Алистер Картрайт взял ее руку и склонился над ней, явно не в силах вымолвить ни слова, хотя Пегги не могла понять почему. Девушка повернулась к лорду Эдварду, оторвав от его приятеля ставший обеспокоенным взгляд. Тот поменял костюм для верховой езды на подчеркнуто консервативный наряд, в который входил другой безупречно повязанный галстук и весьма скромный жилет. Лорд Эдвард поедал ее глазами с непроницаемым выражением на лице, и Пегги не могла определить, нравится ли ему то, что он видел перед собой.

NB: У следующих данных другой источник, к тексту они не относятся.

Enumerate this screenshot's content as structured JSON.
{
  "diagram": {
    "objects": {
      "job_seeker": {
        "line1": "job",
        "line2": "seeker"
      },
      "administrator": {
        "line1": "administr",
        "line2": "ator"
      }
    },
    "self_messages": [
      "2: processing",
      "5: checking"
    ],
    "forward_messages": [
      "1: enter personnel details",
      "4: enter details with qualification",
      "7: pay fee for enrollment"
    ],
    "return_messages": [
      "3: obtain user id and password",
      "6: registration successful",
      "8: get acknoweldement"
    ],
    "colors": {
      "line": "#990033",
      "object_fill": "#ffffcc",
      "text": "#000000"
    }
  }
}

— Мисс Макдугал, — сказал он с холодной вежливостью, будто обращаясь к едва знакомому человеку, — позвольте представить вам виконтессу Эшбери, леди Арабеллу.

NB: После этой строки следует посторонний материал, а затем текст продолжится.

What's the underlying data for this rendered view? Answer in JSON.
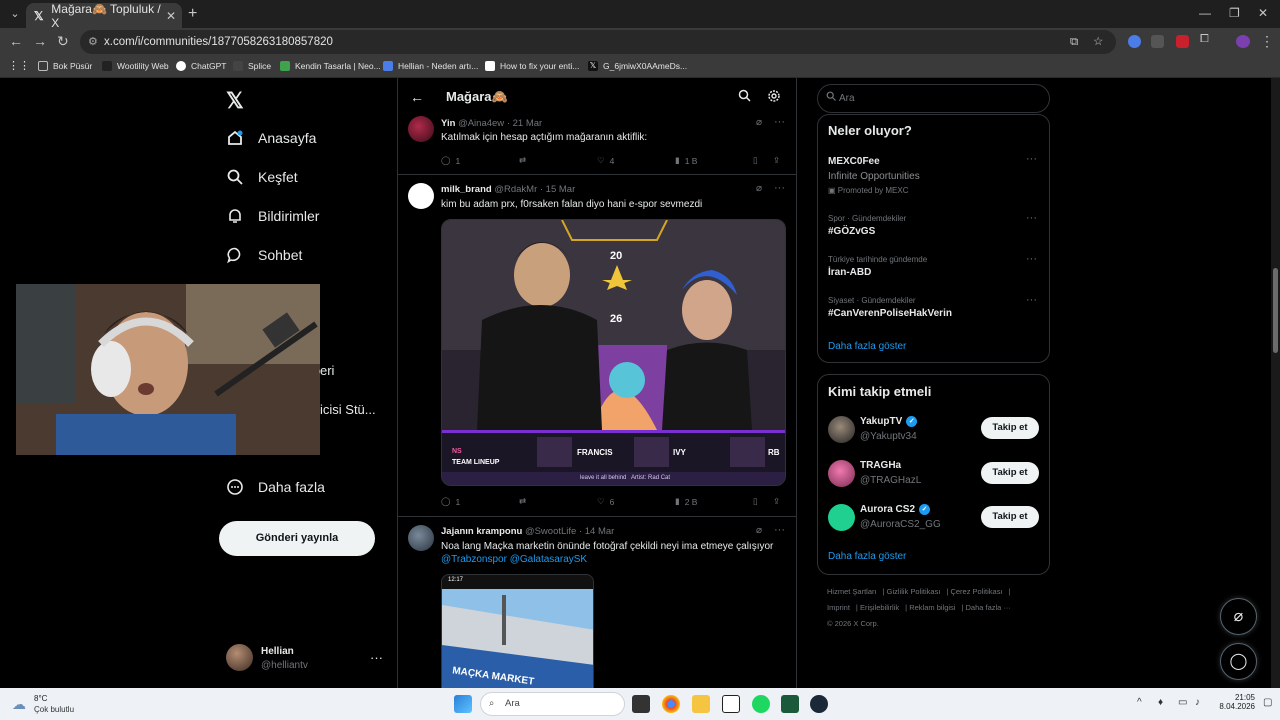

Пегги пришлось довольно сильно задрать подбородок, чтобы хорошенько рассмотреть виконтессу, которая, даже наклонив в приветствии голову, была намного выше девушки. Выше и красивее, чем она, несмотря на все ухищрения Люси, вдруг поняла Пегги с упавшим сердцем.

Леди Арабелла, которая оказалась значительно старше, чем ожидала Пегги, прекрасно сохранилась для своих по меньшей мере сорока лет и обладала истинно английской красотой. Все в ней было бледных тонов и вызывало ассоциацию с увядающей чайной розой. Волосы, локонами спадавшие на плечи, были светлыми, почти белыми. В глазах плескалась такая голубизна, что ирисы рядом с ними казались бы просто бесцветными, и это были проницательные глаза, которые замечали все, включая, почувствовала Пегги, зарумянившись, отсутствие на ней драгоценностей. Одетая по последнему слову моды в платье из небесно-голубого шелка с такой широкой юбкой, что Пегги удивилась, как ей удалось пройти через дверь, виконтесса тем не менее выглядела хрупкой, словно изящная фарфоровая статуэтка. Такой тип красоты воспевали в своих произведениях Теннисон и Браунинг. Женщины вроде Пегги и мечтать не могли о соперничестве с подобными дамами.

— Как поживаете, леди Эшбери? — застенчиво проговорила девушка.

— Благодарю вас, хорошо, — ответила леди Эшбери. Сделав реверанс, виконтесса, как и до того Эдвард, окинула Пегги с ног до головы оценивающим взглядом. То, что она увидела, явно ей не понравилось, потому что ее губы, подкрашенные ярко-розовой помадой, сложились в такую фальшивую улыбку, что Пегги удивилась, как может лорд Эдвард быть таким слепцом. — Надеюсь, вы уже оправились после болезни, мисс Макдугал, и после того печального инцидента, о котором мне рассказывал Эдвард?

Пегги улыбнулась:

— Я чувствую себя много лучше. Разве может быть по-другому при таком заботливом хозяине?